Women at Work: How GM is Changing the Auto Industry
- GM plant in Rayong receives visit from Alicia Boler-Davis, head of Global Quality & Customer Experience
- GM and Chevrolet in Thailand employ many women in prominent and important roles from manufacturing to marketing
- Women represent 25 percent of the employees at GM Thailand, GM Powertrain and Chevrolet Sales Thailand – higher than industry average
RAYONG, THAILAND – When it comes to promoting the professional development of women in the auto industry, General Motors is an acknowledged leader, best exemplified by Mary Barra’s 30-year rise from entry-level engineer to CEO and head of the company.
Barra, who visited GM’s Rayong plant earlier this year, relies on several women on her senior leadership team to lead significant areas of the business in an industry long dominated by men. Among the many women in prominent positions at GM is Senior Vice President of Global Quality and Customer Experience Alicia Boler-Davis, who recently visited GM Thailand’s Rayong plant as well.
Educated as a chemical engineer, Boler-Davis became GM’s first female African-American plant manager in 2007 and is today widely considered one of the industry’s foremost authorities on vehicle quality and customer experience. She recently received the 2014 Technologist of the Year award, which was the highest honor bestowed at the 19th Annual Women of Color Science, Technology, Engineering and Math (STEM) Conference in Detroit, USA.
Under Boler-Davis’s leadership, GM has won more initial quality awards in the United States of America than any other automaker two years in a row, according to a leading third-party consumer study.
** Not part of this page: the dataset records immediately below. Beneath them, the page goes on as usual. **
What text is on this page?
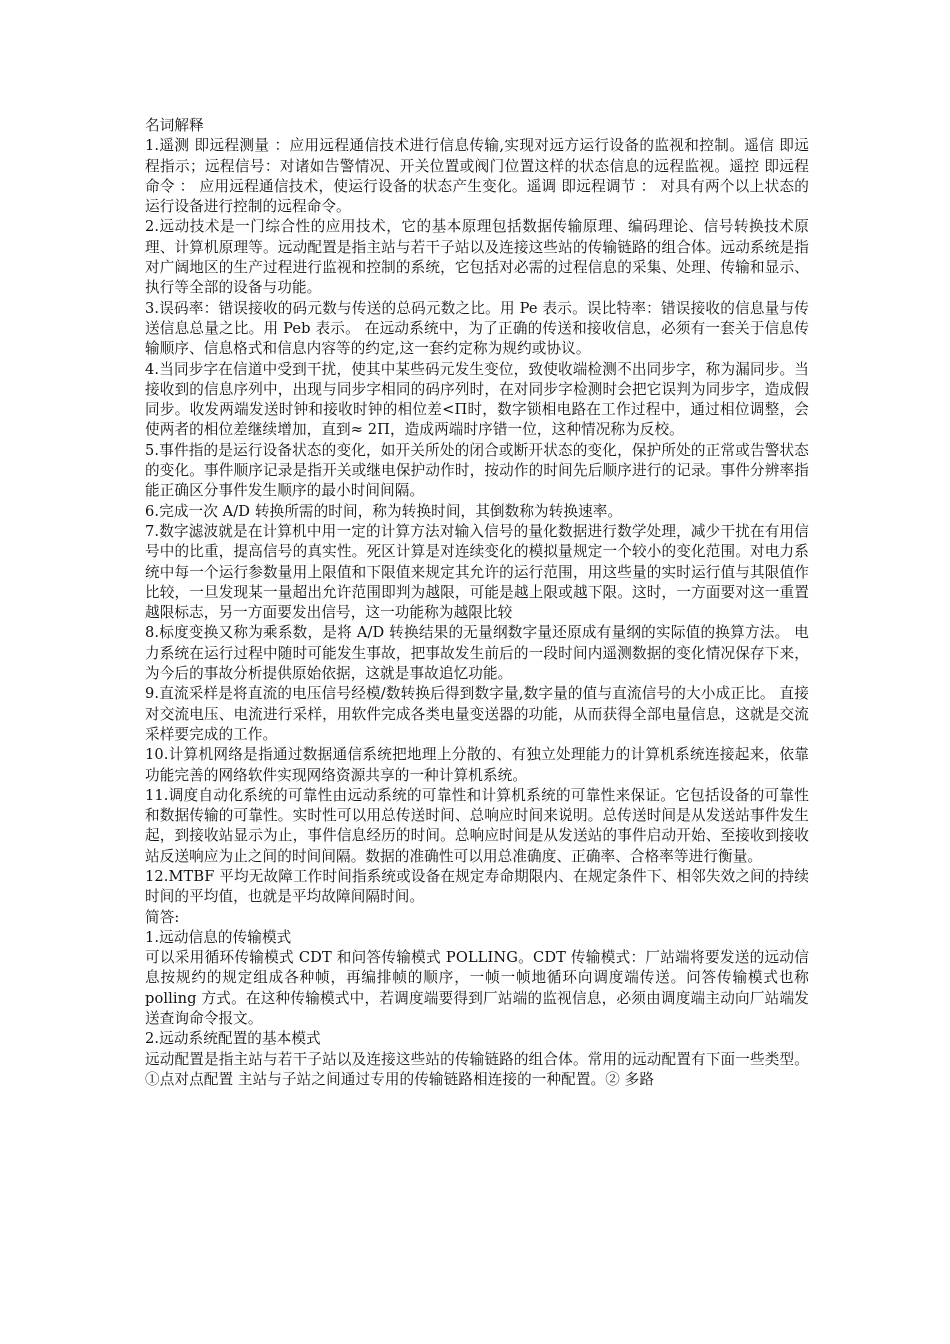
名词解释

1.遥测 即远程测量 ：应用远程通信技术进行信息传输,实现对远方运行设备的监视和控制。遥信 即远程指示；远程信号：对诸如告警情况、开关位置或阀门位置这样的状态信息的远程监视。遥控 即远程命令 ： 应用远程通信技术，使运行设备的状态产生变化。遥调 即远程调节 ： 对具有两个以上状态的运行设备进行控制的远程命令。

2.远动技术是一门综合性的应用技术，它的基本原理包括数据传输原理、编码理论、信号转换技术原理、计算机原理等。远动配置是指主站与若干子站以及连接这些站的传输链路的组合体。远动系统是指对广阔地区的生产过程进行监视和控制的系统，它包括对必需的过程信息的采集、处理、传输和显示、执行等全部的设备与功能。

3.误码率：错误接收的码元数与传送的总码元数之比。用 Pe 表示。误比特率：错误接收的信息量与传送信息总量之比。用 Peb 表示。 在远动系统中，为了正确的传送和接收信息，必须有一套关于信息传输顺序、信息格式和信息内容等的约定,这一套约定称为规约或协议。

4.当同步字在信道中受到干扰，使其中某些码元发生变位，致使收端检测不出同步字，称为漏同步。当接收到的信息序列中，出现与同步字相同的码序列时，在对同步字检测时会把它误判为同步字，造成假同步。收发两端发送时钟和接收时钟的相位差<Π时，数字锁相电路在工作过程中，通过相位调整，会使两者的相位差继续增加，直到≈ 2Π，造成两端时序错一位，这种情况称为反校。

5.事件指的是运行设备状态的变化，如开关所处的闭合或断开状态的变化，保护所处的正常或告警状态的变化。事件顺序记录是指开关或继电保护动作时，按动作的时间先后顺序进行的记录。事件分辨率指能正确区分事件发生顺序的最小时间间隔。

6.完成一次 A/D 转换所需的时间，称为转换时间，其倒数称为转换速率。

7.数字滤波就是在计算机中用一定的计算方法对输入信号的量化数据进行数学处理，减少干扰在有用信号中的比重，提高信号的真实性。死区计算是对连续变化的模拟量规定一个较小的变化范围。对电力系统中每一个运行参数量用上限值和下限值来规定其允许的运行范围，用这些量的实时运行值与其限值作比较，一旦发现某一量超出允许范围即判为越限，可能是越上限或越下限。这时，一方面要对这一重置越限标志，另一方面要发出信号，这一功能称为越限比较

8.标度变换又称为乘系数，是将 A/D 转换结果的无量纲数字量还原成有量纲的实际值的换算方法。 电力系统在运行过程中随时可能发生事故，把事故发生前后的一段时间内遥测数据的变化情况保存下来，为今后的事故分析提供原始依据，这就是事故追忆功能。

9.直流采样是将直流的电压信号经模/数转换后得到数字量,数字量的值与直流信号的大小成正比。 直接对交流电压、电流进行采样，用软件完成各类电量变送器的功能，从而获得全部电量信息，这就是交流采样要完成的工作。

10.计算机网络是指通过数据通信系统把地理上分散的、有独立处理能力的计算机系统连接起来，依靠功能完善的网络软件实现网络资源共享的一种计算机系统。

11.调度自动化系统的可靠性由远动系统的可靠性和计算机系统的可靠性来保证。它包括设备的可靠性和数据传输的可靠性。实时性可以用总传送时间、总响应时间来说明。总传送时间是从发送站事件发生起，到接收站显示为止，事件信息经历的时间。总响应时间是从发送站的事件启动开始、至接收到接收站反送响应为止之间的时间间隔。数据的准确性可以用总准确度、正确率、合格率等进行衡量。

12.MTBF 平均无故障工作时间指系统或设备在规定寿命期限内、在规定条件下、相邻失效之间的持续时间的平均值，也就是平均故障间隔时间。

简答:

1.远动信息的传输模式

可以采用循环传输模式 CDT 和问答传输模式 POLLING。CDT 传输模式：厂站端将要发送的远动信息按规约的规定组成各种帧，再编排帧的顺序，一帧一帧地循环向调度端传送。问答传输模式也称 polling 方式。在这种传输模式中，若调度端要得到厂站端的监视信息，必须由调度端主动向厂站端发送查询命令报文。

2.远动系统配置的基本模式

远动配置是指主站与若干子站以及连接这些站的传输链路的组合体。常用的远动配置有下面一些类型。①点对点配置 主站与子站之间通过专用的传输链路相连接的一种配置。② 多路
“It has been a great honor showing Alicia our operations,” said Ms. Unchana Surathikhajon, director of GM Thailand and Southeast Asia Warranty, Customer Satisfaction and Regional Quality. “As a woman, I am glad to have a role model in the company who fully supports my area of work and truly appreciates our achievements to provide Chevrolet customers with the best products and services. I’m very encouraged to know that GM strongly promotes the professional development of women.”
A reality that Ms. Sakuna Thikhapanya, manager of Quality Assurance for GM Southeast Asia, also appreciates. ”During our talks, Alicia not only focused on business matters, she also shared personal thoughts highlighting the values of character, courage and commitment. The character to know yourself and pursue your passion. The courage to take risk and try new things. And the commitment to persevere no matter how tough the challenge is. This is great advice for all women – and men – working at GM in Thailand.”
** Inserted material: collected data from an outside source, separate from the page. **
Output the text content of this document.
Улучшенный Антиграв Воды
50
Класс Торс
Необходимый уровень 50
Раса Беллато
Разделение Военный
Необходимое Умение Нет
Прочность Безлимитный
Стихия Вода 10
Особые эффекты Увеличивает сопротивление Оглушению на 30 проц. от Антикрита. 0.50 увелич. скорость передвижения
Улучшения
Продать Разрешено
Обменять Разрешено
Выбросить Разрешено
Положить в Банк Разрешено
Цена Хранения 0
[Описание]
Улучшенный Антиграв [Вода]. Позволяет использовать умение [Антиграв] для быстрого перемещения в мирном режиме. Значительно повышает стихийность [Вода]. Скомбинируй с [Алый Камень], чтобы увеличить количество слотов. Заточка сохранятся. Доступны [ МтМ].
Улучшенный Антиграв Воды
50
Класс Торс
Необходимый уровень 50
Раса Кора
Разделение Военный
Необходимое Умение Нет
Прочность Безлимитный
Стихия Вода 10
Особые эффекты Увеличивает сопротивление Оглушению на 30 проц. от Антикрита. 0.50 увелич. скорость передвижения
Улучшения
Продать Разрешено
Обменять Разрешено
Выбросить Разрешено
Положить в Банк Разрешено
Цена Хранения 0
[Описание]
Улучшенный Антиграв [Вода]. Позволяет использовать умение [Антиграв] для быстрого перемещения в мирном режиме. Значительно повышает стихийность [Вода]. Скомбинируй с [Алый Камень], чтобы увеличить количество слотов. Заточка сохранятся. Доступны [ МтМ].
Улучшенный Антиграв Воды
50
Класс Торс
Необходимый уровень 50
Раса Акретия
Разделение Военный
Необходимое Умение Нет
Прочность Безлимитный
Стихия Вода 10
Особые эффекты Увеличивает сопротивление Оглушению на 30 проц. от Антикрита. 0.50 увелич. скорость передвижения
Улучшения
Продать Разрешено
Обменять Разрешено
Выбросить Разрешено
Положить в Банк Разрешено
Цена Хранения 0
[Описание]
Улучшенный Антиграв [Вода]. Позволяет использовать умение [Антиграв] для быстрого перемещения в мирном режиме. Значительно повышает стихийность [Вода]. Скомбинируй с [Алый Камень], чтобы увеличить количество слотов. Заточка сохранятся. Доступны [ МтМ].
According to non-profit Catalyst, women currently hold 6 of the 24 corporate officer positions at GM – more than the typical Fortune 500 company. Women also hold 4 of 14 seats on GM’s board of directors, more than most comparable companies.
As of 2010, women made up just less than 21 percent of all employees in the auto industry. But today approximately 25 percent of the employees at GM Thailand, GM Powertrain and Chevrolet Sales Thailand are women, working in high-profile positions and areas, such as engineering, launch operations, quality assurance, franchise development and marketing.
The move to have more women in decision-making roles at GM makes business sense. According to a 2011 Nielsen report, women make or help make as many vehicle purchase decisions as men, both in Thailand and around the world.
“By having women in a multitude of roles across the enterprise, we are better able to deliver products that meet the needs of all of our customers,” said Boler-Davis, who is married with two children.
Of the challenges women face in the industry, Boler-Davis said: “Being a woman in a male-dominated industry starts with a personal commitment to excel and have the tenacity to deal with adversity. By demonstrating that commitment and tenacity to others by doing excellent work any question of whether you belong or not quickly falls away.
“However, it takes more than personal commitment. It also takes a corporate culture that recognizes and rewards those who work the hardest and smartest to deliver great products and experiences for customers and positive results for the company – regardless of gender, race or sexual orientation. GM does that better than many companies in the auto industry.”